In each phase of the project, any water in excess of minimum flow requirements will be diverted into Lake Tapps.

A news release announcing the first batch of water said residents should see Lake Tapps rise at a rate of about a half foot to a foot per day for about a week.

“It will be a lot more full,” Kraft said. “They should start seeing the lake inch up hourly, and certainly day by day.”

Kraft said Cascade can’t say exactly how much water will be diverted. Once the Mud Mountain project is complete, local officials will assess safety to determine if the lake can reopen for recreation.

The second phase of the project is scheduled for June 19, Kraft added, and Cascade will repeat the process at its completion.

It’s unclear if any more water will be diverted to the lake after the third phase, she said.

Mike Gallagher, regional water resources manager for the state Department of Ecology, said his agency’s primary concern is ensuring adequate flows in the White River for fish migration, habitat and water quality.

“It’s important that rivers are maintained at certain volumes and temperatures for the overall environmental health of the river,” Gallagher said.

Ecology has issued a temporary water-rights permit to allow Cascade to capitalize on the temporary change in flows.
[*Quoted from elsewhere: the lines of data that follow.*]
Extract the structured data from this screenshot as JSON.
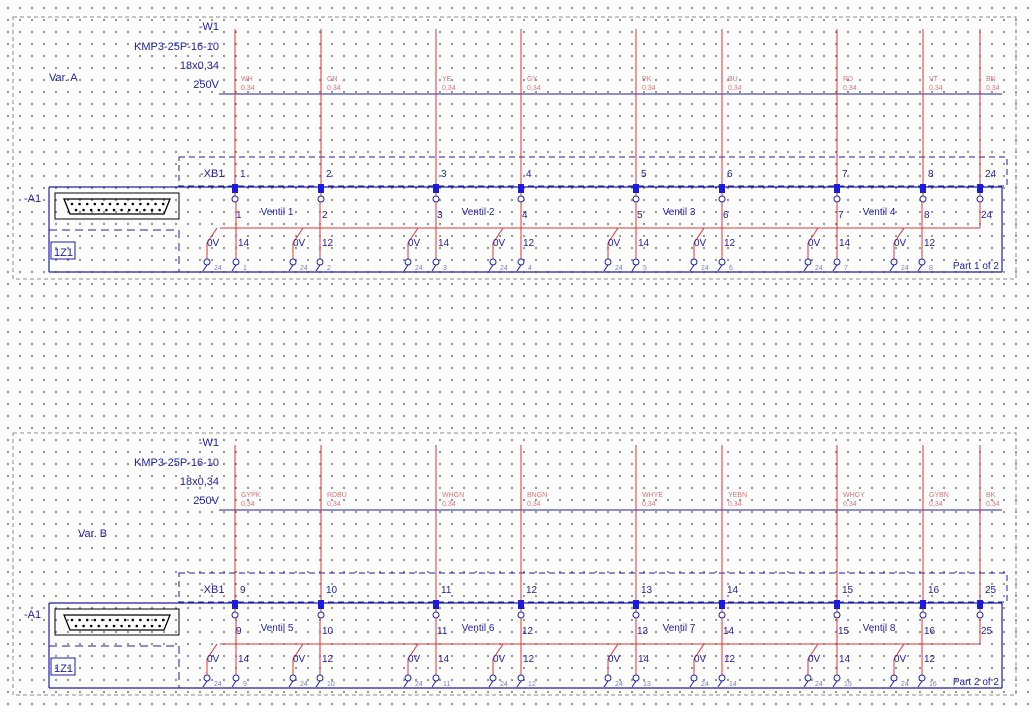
{
  "parts": [
    {
      "cable": {
        "tag": "-W1",
        "type": "KMP3-25P-16-10",
        "section": "18x0,34",
        "voltage": "250V"
      },
      "variant": "Var. A",
      "terminal_tag": "-XB1",
      "device_tag": "-A1",
      "component_tag": "1Z1",
      "conductors": [
        {
          "color": "WH",
          "size": "0,34"
        },
        {
          "color": "GN",
          "size": "0,34"
        },
        {
          "color": "YE",
          "size": "0,34"
        },
        {
          "color": "GY",
          "size": "0,34"
        },
        {
          "color": "PK",
          "size": "0,34"
        },
        {
          "color": "BU",
          "size": "0,34"
        },
        {
          "color": "RD",
          "size": "0,34"
        },
        {
          "color": "VT",
          "size": "0,34"
        },
        {
          "color": "BN",
          "size": "0,34"
        }
      ],
      "terminals": [
        "1",
        "2",
        "3",
        "4",
        "5",
        "6",
        "7",
        "8",
        "24"
      ],
      "valves": [
        "Ventil 1",
        "Ventil 2",
        "Ventil 3",
        "Ventil 4"
      ],
      "coil_pins": [
        "0V",
        "14",
        "0V",
        "12",
        "0V",
        "14",
        "0V",
        "12",
        "0V",
        "14",
        "0V",
        "12",
        "0V",
        "14",
        "0V",
        "12"
      ],
      "bottom_pins": [
        "24",
        "1",
        "24",
        "2",
        "24",
        "3",
        "24",
        "4",
        "24",
        "5",
        "24",
        "6",
        "24",
        "7",
        "24",
        "8"
      ],
      "part_label": "Part 1 of 2"
    },
    {
      "cable": {
        "tag": "-W1",
        "type": "KMP3-25P-16-10",
        "section": "18x0,34",
        "voltage": "250V"
      },
      "variant": "Var. B",
      "terminal_tag": "-XB1",
      "device_tag": "-A1",
      "component_tag": "1Z1",
      "conductors": [
        {
          "color": "GYPK",
          "size": "0,34"
        },
        {
          "color": "RDBU",
          "size": "0,34"
        },
        {
          "color": "WHGN",
          "size": "0,34"
        },
        {
          "color": "BNGN",
          "size": "0,34"
        },
        {
          "color": "WHYE",
          "size": "0,34"
        },
        {
          "color": "YEBN",
          "size": "0,34"
        },
        {
          "color": "WHGY",
          "size": "0,34"
        },
        {
          "color": "GYBN",
          "size": "0,34"
        },
        {
          "color": "BK",
          "size": "0,34"
        }
      ],
      "terminals": [
        "9",
        "10",
        "11",
        "12",
        "13",
        "14",
        "15",
        "16",
        "25"
      ],
      "valves": [
        "Ventil 5",
        "Ventil 6",
        "Ventil 7",
        "Ventil 8"
      ],
      "coil_pins": [
        "0V",
        "14",
        "0V",
        "12",
        "0V",
        "14",
        "0V",
        "12",
        "0V",
        "14",
        "0V",
        "12",
        "0V",
        "14",
        "0V",
        "12"
      ],
      "bottom_pins": [
        "24",
        "9",
        "24",
        "10",
        "24",
        "11",
        "24",
        "12",
        "24",
        "13",
        "24",
        "14",
        "24",
        "15",
        "24",
        "16"
      ],
      "part_label": "Part 2 of 2"
    }
  ],
  "colors": {
    "wire": "#e03030",
    "frame": "#1c1ca8",
    "border": "#8a8a8a",
    "label": "#1c1ca8",
    "dim": "#e07070",
    "pin": "#7a7ad0"
  }
}
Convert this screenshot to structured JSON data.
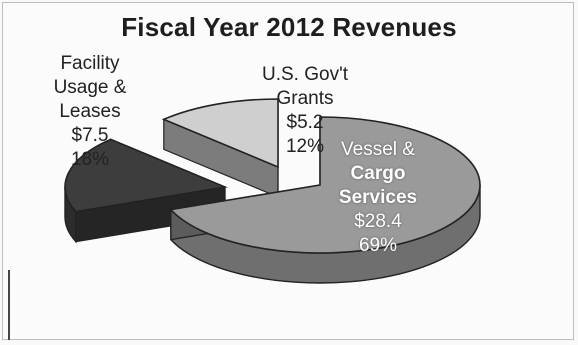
{
  "chart_data": {
    "type": "pie",
    "title": "Fiscal Year 2012 Revenues",
    "slices": [
      {
        "label": "Vessel & Cargo Services",
        "value_text": "$28.4",
        "value": 28.4,
        "percent": 69,
        "percent_text": "69%",
        "color": "#9a9a9a"
      },
      {
        "label": "Facility Usage & Leases",
        "value_text": "$7.5",
        "value": 7.5,
        "percent": 18,
        "percent_text": "18%",
        "color": "#3d3d3d"
      },
      {
        "label": "U.S. Gov't Grants",
        "value_text": "$5.2",
        "value": 5.2,
        "percent": 12,
        "percent_text": "12%",
        "color": "#cfcfcf"
      }
    ],
    "labels": {
      "vessel": {
        "line1": "Vessel &",
        "line2": "Cargo",
        "line3": "Services",
        "value": "$28.4",
        "percent": "69%"
      },
      "facility": {
        "line1": "Facility",
        "line2": "Usage &",
        "line3": "Leases",
        "value": "$7.5",
        "percent": "18%"
      },
      "grants": {
        "line1": "U.S. Gov't",
        "line2": "Grants",
        "value": "$5.2",
        "percent": "12%"
      }
    },
    "legend": "none",
    "style": "3d-exploded"
  }
}
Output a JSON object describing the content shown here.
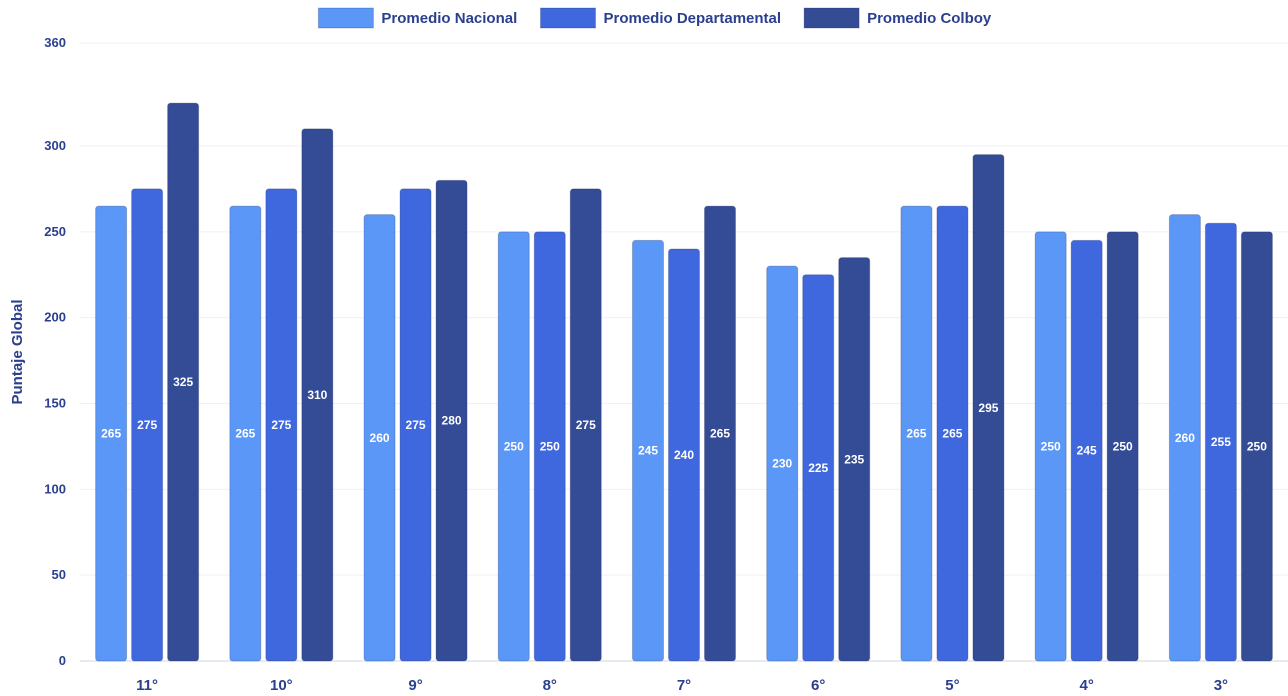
{
  "chart_data": {
    "type": "bar",
    "ylabel": "Puntaje Global",
    "xlabel": "",
    "ylim": [
      0,
      360
    ],
    "yticks": [
      0,
      50,
      100,
      150,
      200,
      250,
      300,
      360
    ],
    "grid": true,
    "legend_position": "top-center",
    "categories": [
      "11°",
      "10°",
      "9°",
      "8°",
      "7°",
      "6°",
      "5°",
      "4°",
      "3°"
    ],
    "series": [
      {
        "name": "Promedio Nacional",
        "color": "#5b97f7",
        "values": [
          265,
          265,
          260,
          250,
          245,
          230,
          265,
          250,
          260
        ]
      },
      {
        "name": "Promedio Departamental",
        "color": "#3f68de",
        "values": [
          275,
          275,
          275,
          250,
          240,
          225,
          265,
          245,
          255
        ]
      },
      {
        "name": "Promedio Colboy",
        "color": "#344b96",
        "values": [
          325,
          310,
          280,
          275,
          265,
          235,
          295,
          250,
          250
        ]
      }
    ]
  }
}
It expires July 10.

The low water at Lake Tapps shouldn’t be a persistent problem in years to come, Gallagher said. The combination of a lack of snowfall and the lake’s dramatic drawdown created a perfect storm that’s unlikely to occur again.

Stucki holds out some hope that the water released from the Mud Mountain Dam might salvage the popular Independence Day fireworks display, which many people watch from their boats.

He said most residents have been understanding about the unusually shallow lake this year.

“People have been pretty patient so far,” he said.